Effect of temperature on tensile behavior, fracture morphology, and deformation mechanisms of Nickel-based additive manufacturing 939 superalloy

In the current work, uniaxial tensile tests, including interrupted tests at room temperature, intermediate temperatures (650 degrees C and 700 degrees C), and high temperatures (850 degrees C and 950 degrees C), were conducted on the additive manufacturing 939 superalloy to investigate the mechanical properties, fracture behaviors, and deformation mechanisms. According to the experimental results, the tensile mechanical properties exhibit a significant temperature sensitivity, as the yield, tensile strength, and elongation decrease with the increase in temperature. The fracture surfaces show that the material exhibits obvious plastic fracture characteristics at room temperature. Moreover, many multi-slip system steps can be observed when the temperature rises.

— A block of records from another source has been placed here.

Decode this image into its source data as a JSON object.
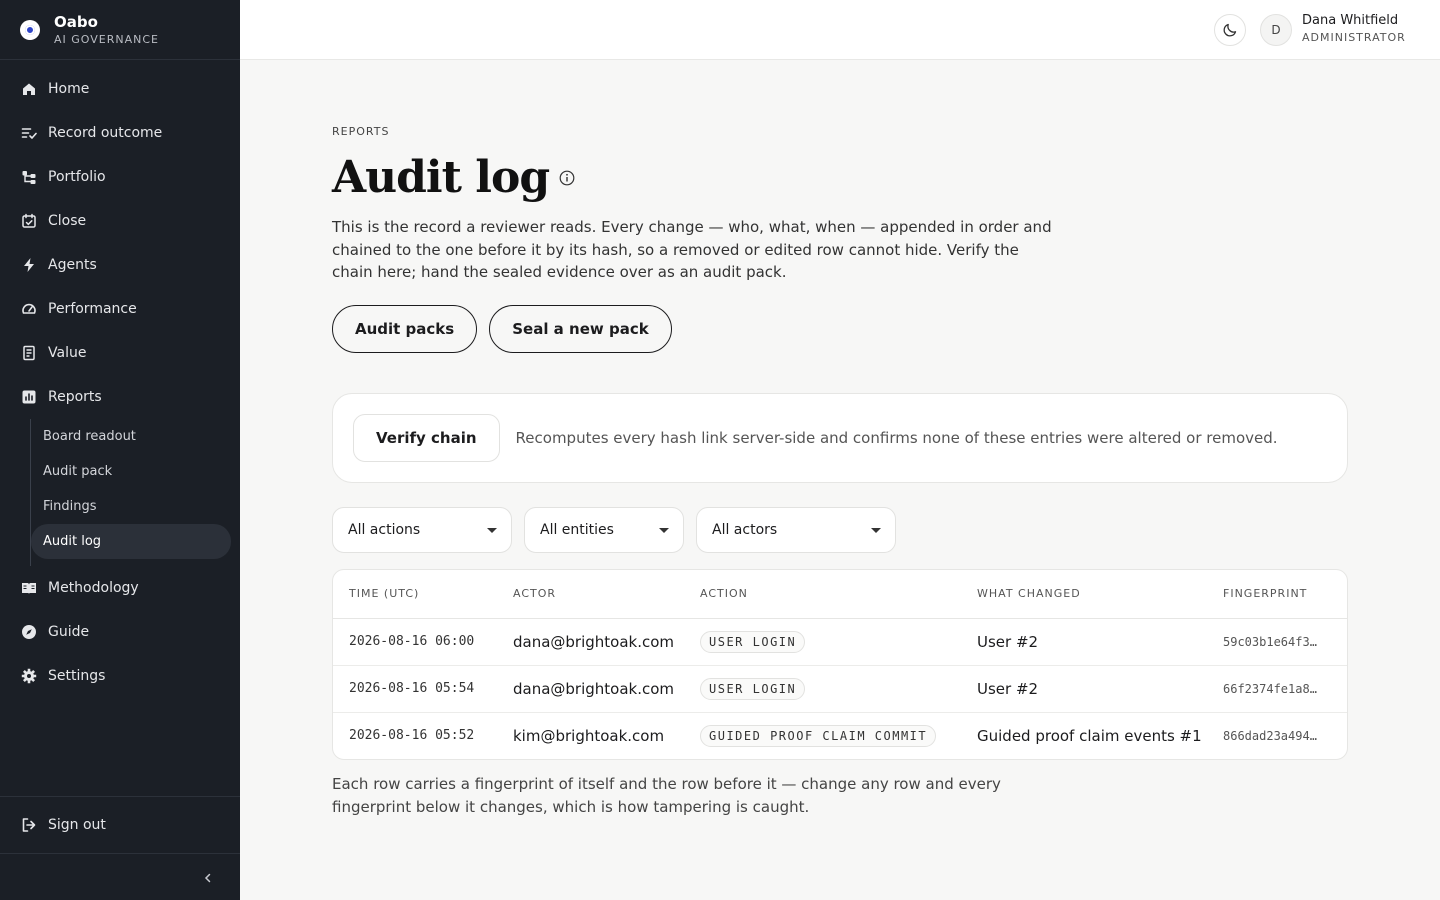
{
  "brand": {
    "name": "Oabo",
    "subtitle": "AI GOVERNANCE"
  },
  "nav": {
    "items": [
      {
        "label": "Home",
        "icon": "home-icon"
      },
      {
        "label": "Record outcome",
        "icon": "list-check-icon"
      },
      {
        "label": "Portfolio",
        "icon": "portfolio-icon"
      },
      {
        "label": "Close",
        "icon": "calendar-check-icon"
      },
      {
        "label": "Agents",
        "icon": "bolt-icon"
      },
      {
        "label": "Performance",
        "icon": "gauge-icon"
      },
      {
        "label": "Value",
        "icon": "ledger-icon"
      },
      {
        "label": "Reports",
        "icon": "bar-chart-icon"
      }
    ],
    "reports_sub": [
      {
        "label": "Board readout"
      },
      {
        "label": "Audit pack"
      },
      {
        "label": "Findings"
      },
      {
        "label": "Audit log",
        "active": true
      }
    ],
    "items_after": [
      {
        "label": "Methodology",
        "icon": "book-icon"
      },
      {
        "label": "Guide",
        "icon": "compass-icon"
      },
      {
        "label": "Settings",
        "icon": "gear-icon"
      }
    ],
    "sign_out": "Sign out"
  },
  "header": {
    "user": {
      "initial": "D",
      "name": "Dana Whitfield",
      "role": "ADMINISTRATOR"
    }
  },
  "page": {
    "eyebrow": "REPORTS",
    "title": "Audit log",
    "description": "This is the record a reviewer reads. Every change — who, what, when — appended in order and chained to the one before it by its hash, so a removed or edited row cannot hide. Verify the chain here; hand the sealed evidence over as an audit pack.",
    "buttons": {
      "audit_packs": "Audit packs",
      "seal_pack": "Seal a new pack"
    },
    "verify": {
      "button": "Verify chain",
      "text": "Recomputes every hash link server-side and confirms none of these entries were altered or removed."
    },
    "filters": {
      "actions": "All actions",
      "entities": "All entities",
      "actors": "All actors"
    },
    "table": {
      "columns": [
        "TIME (UTC)",
        "ACTOR",
        "ACTION",
        "WHAT CHANGED",
        "FINGERPRINT"
      ],
      "rows": [
        {
          "time": "2026-08-16 06:00",
          "actor": "dana@brightoak.com",
          "action": "USER LOGIN",
          "changed": "User #2",
          "fingerprint": "59c03b1e64f3…"
        },
        {
          "time": "2026-08-16 05:54",
          "actor": "dana@brightoak.com",
          "action": "USER LOGIN",
          "changed": "User #2",
          "fingerprint": "66f2374fe1a8…"
        },
        {
          "time": "2026-08-16 05:52",
          "actor": "kim@brightoak.com",
          "action": "GUIDED PROOF CLAIM COMMIT",
          "changed": "Guided proof claim events #1",
          "fingerprint": "866dad23a494…"
        }
      ]
    },
    "footnote": "Each row carries a fingerprint of itself and the row before it — change any row and every fingerprint below it changes, which is how tampering is caught."
  }
}
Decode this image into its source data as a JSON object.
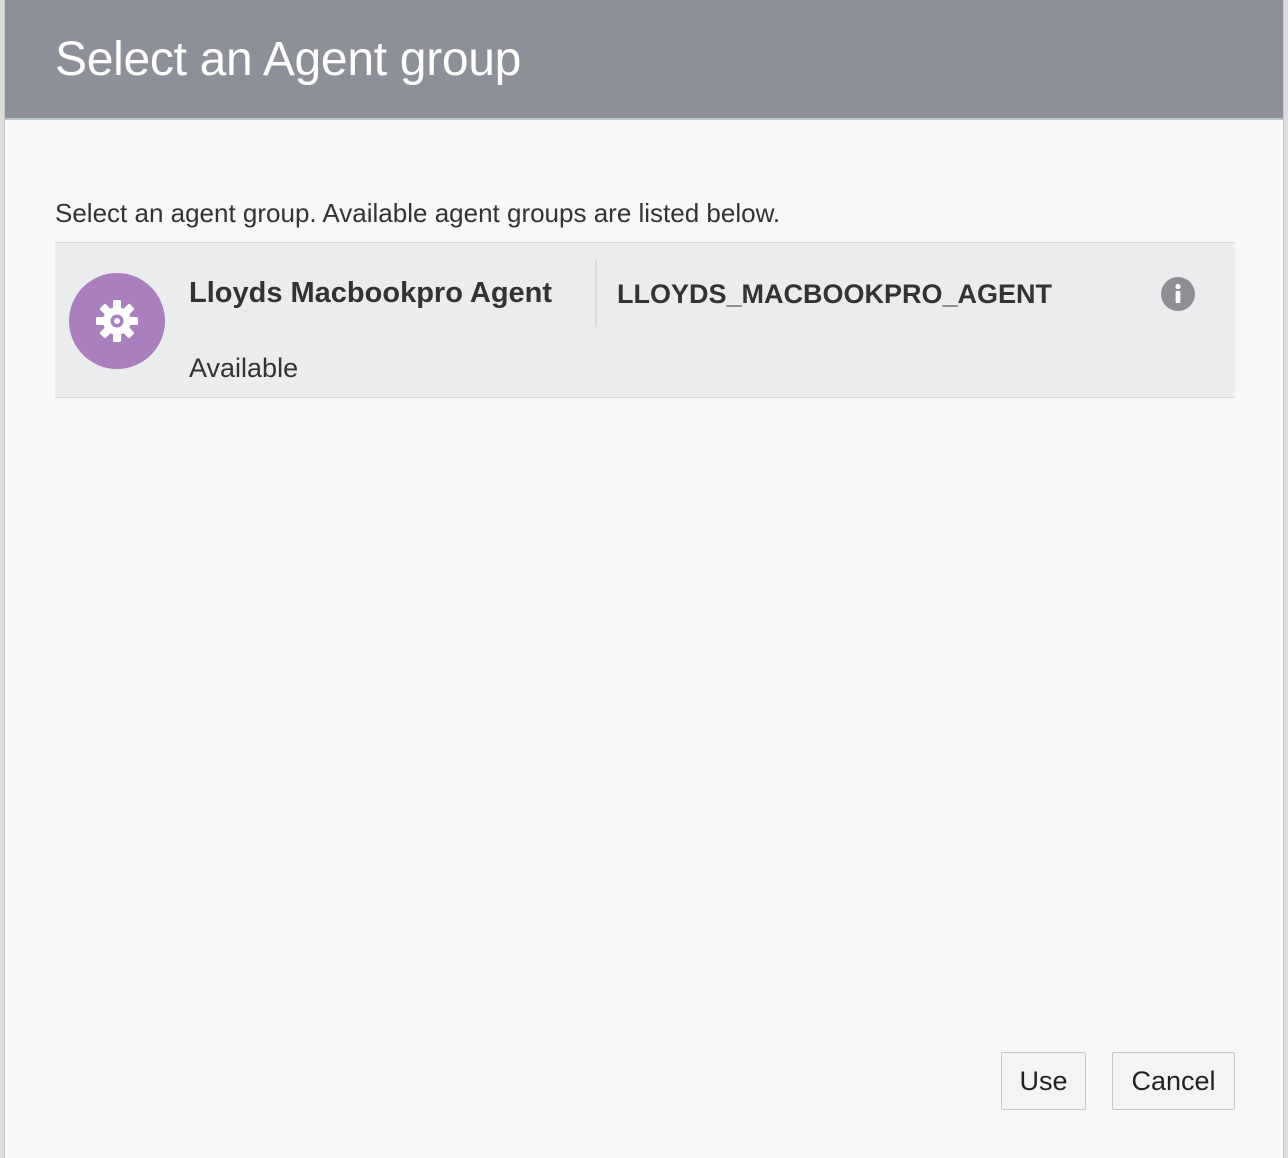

Furthermore, according to the result of the transmission electron microscopy, the deformation mechanism at room temperature is primarily controlled by the single slip system. As temperature rises to the intermediate temperature region, more slip systems are activated by thermal energy, which promotes the movement of dislocations. The deformation mechanism is mainly dominated by dislocation shearing gamma'. When the temperature reaches the high temperature region, the deformation mechanism firstly demonstrates large-scale stacking faults, and then transforms into the dislocation by-passing and climbing mechanism. Finally, the relationship between temperature and the deformation mechanism is discussed and deduced.

Automated summary

In this study, uniaxial tensile tests were conducted on additive manufacturing 939 superalloy at various temperatures to investigate its mechanical properties, fracture behaviors, and deformation mechanisms. The experimental results showed a significant decrease in yield, tensile strength, and elongation with increasing temperature. The fracture surfaces exhibited plastic fracture characteristics at room temperature and multiple slip systems were observed at higher temperatures. The deformation mechanism was primarily controlled by single slip system at room temperature, while thermal energy activated more slip systems and promoted dislocation movement at intermediate temperatures, and large-scale stacking faults and dislocation by-passing and climbing mechanisms were observed at high temperatures.